Bad Credit Remortgages – Can You Get a Good Bad Credit Remortgage?

Bad Credit Remortgage Overview

It seems that between 2000 and the middle of 2007, you could get mortgages or remortgages just because you asked for one. Things have changed. Interest rates are still very low, so even a bad interest rate remortgage is not that bad. The bad credit remortgage section is the one that’s been the most affected, a lot of people no longer qualify.bad credit remortgage

You can remortgage, bad credit or good credit. However, your bad credit remortgage will have a higher interest rate and your monthly payments will be higher than if you had good credit. That, of course, doesn’t mean that it doesn’t make sense to remortgage under any circumstance. Just that it’s better to have good credit.

Even with bad credit, it often makes sense to remortgage if your bad credit remortgage has a lower interest rate than the original mortgage loan (it should be 1% lower to offset new closing costs). And, of course, with  consolidation remortgages. To qualify for a  remortgage, you need to meet certain criteria. All are important.

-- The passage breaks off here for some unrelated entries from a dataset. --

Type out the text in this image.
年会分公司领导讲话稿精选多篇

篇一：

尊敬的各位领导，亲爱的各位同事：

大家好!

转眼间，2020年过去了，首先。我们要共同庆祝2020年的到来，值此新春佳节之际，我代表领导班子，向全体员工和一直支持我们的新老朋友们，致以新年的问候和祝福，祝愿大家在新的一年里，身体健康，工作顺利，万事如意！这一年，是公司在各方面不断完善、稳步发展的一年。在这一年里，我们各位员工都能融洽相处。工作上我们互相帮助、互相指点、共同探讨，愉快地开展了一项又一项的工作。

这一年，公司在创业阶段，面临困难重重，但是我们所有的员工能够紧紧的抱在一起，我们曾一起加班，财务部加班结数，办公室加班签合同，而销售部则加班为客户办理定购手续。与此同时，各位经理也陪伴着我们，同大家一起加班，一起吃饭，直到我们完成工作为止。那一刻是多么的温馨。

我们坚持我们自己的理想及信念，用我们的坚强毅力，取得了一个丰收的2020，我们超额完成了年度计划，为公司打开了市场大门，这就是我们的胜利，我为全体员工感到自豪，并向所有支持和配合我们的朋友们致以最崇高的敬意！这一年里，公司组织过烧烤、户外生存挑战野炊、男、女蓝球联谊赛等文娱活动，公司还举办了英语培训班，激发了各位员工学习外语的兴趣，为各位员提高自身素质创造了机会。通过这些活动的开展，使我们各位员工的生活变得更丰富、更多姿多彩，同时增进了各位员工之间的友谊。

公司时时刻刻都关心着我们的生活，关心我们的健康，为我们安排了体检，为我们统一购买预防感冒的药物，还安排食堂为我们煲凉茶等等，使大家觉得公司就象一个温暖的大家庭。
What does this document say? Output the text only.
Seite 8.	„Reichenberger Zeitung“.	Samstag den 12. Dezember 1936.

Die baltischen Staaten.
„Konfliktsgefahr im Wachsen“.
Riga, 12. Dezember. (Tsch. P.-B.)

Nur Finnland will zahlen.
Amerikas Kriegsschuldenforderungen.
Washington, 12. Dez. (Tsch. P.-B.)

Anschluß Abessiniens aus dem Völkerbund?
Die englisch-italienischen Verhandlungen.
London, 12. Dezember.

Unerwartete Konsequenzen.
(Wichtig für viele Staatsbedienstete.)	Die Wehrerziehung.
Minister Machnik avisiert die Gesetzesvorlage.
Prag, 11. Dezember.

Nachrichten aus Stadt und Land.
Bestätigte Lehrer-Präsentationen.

Bad Credit Remortgage Criteria

The criteria for getting a bad credit remortgage is the same as for any other kind of remortgage. There are just fewer lenders that will work with you.

Income

The income criteria for a bad credit remortgage are the same as for any mortgage loan. Your monthly payments cannot be higher than 28% of your gross monthly income. Overstating your income or hiding debt can get you the remortgage loan you want. But it’s fraud. In the long term, it will hurt you even if no one finds out you’ve committed fraud: you will get a remortgage you cannot afford long range.

Employment

Mortgage lenders all seem to want the same things when it comes to employment:

1. W-2 and signed federal tax return forms for the past 2 years (the last year and the one before it).
2. The 2 most current pay stubs.
3. The 3 most current bank statements for all accounts you are using to prove you can afford the new loan.
4. Proof of additional income if you’re using additional income to qualify (rental agreements, alimony, etc.).

Self-Employed Bad Credit Remortgage

The criteria for getting a bad credit remortgage if you’re self-employed is the same as for any other kind of home loan, specifically, if you’re self-employed, you’ll also need:

1. Signed corporate federal tax returns for the past 2 years (the last year and the one before it) or signed federal partnership tax returns for the same period.
2. Year to date, signed profit and loss financial statements for the current and previous years.

Before You Remortgage

Part of getting ready for your bad credit remortgage is to take a close look at your credit reports. You should do this at least one month ahead of time. The reason for this is mistakes. Credit score reports often have mistakes: they’re not reporting payments you made, reporting open loans that you paid off or, worse, reporting delinquent loans you never had.

Though everyone should be ready from the beginning, bad credit remortgage borrowers are more affected if they’re not. If you have bad credit, variations in what’s required to remortgage (any new rule, a slight increase in interest rates) can make it impossible for you to remortgage. The readier you are, the faster you’re done getting your bad credit remortgage.

Using online remortgage quotes makes the process faster yet.

Good luck with your bad credit remortgage!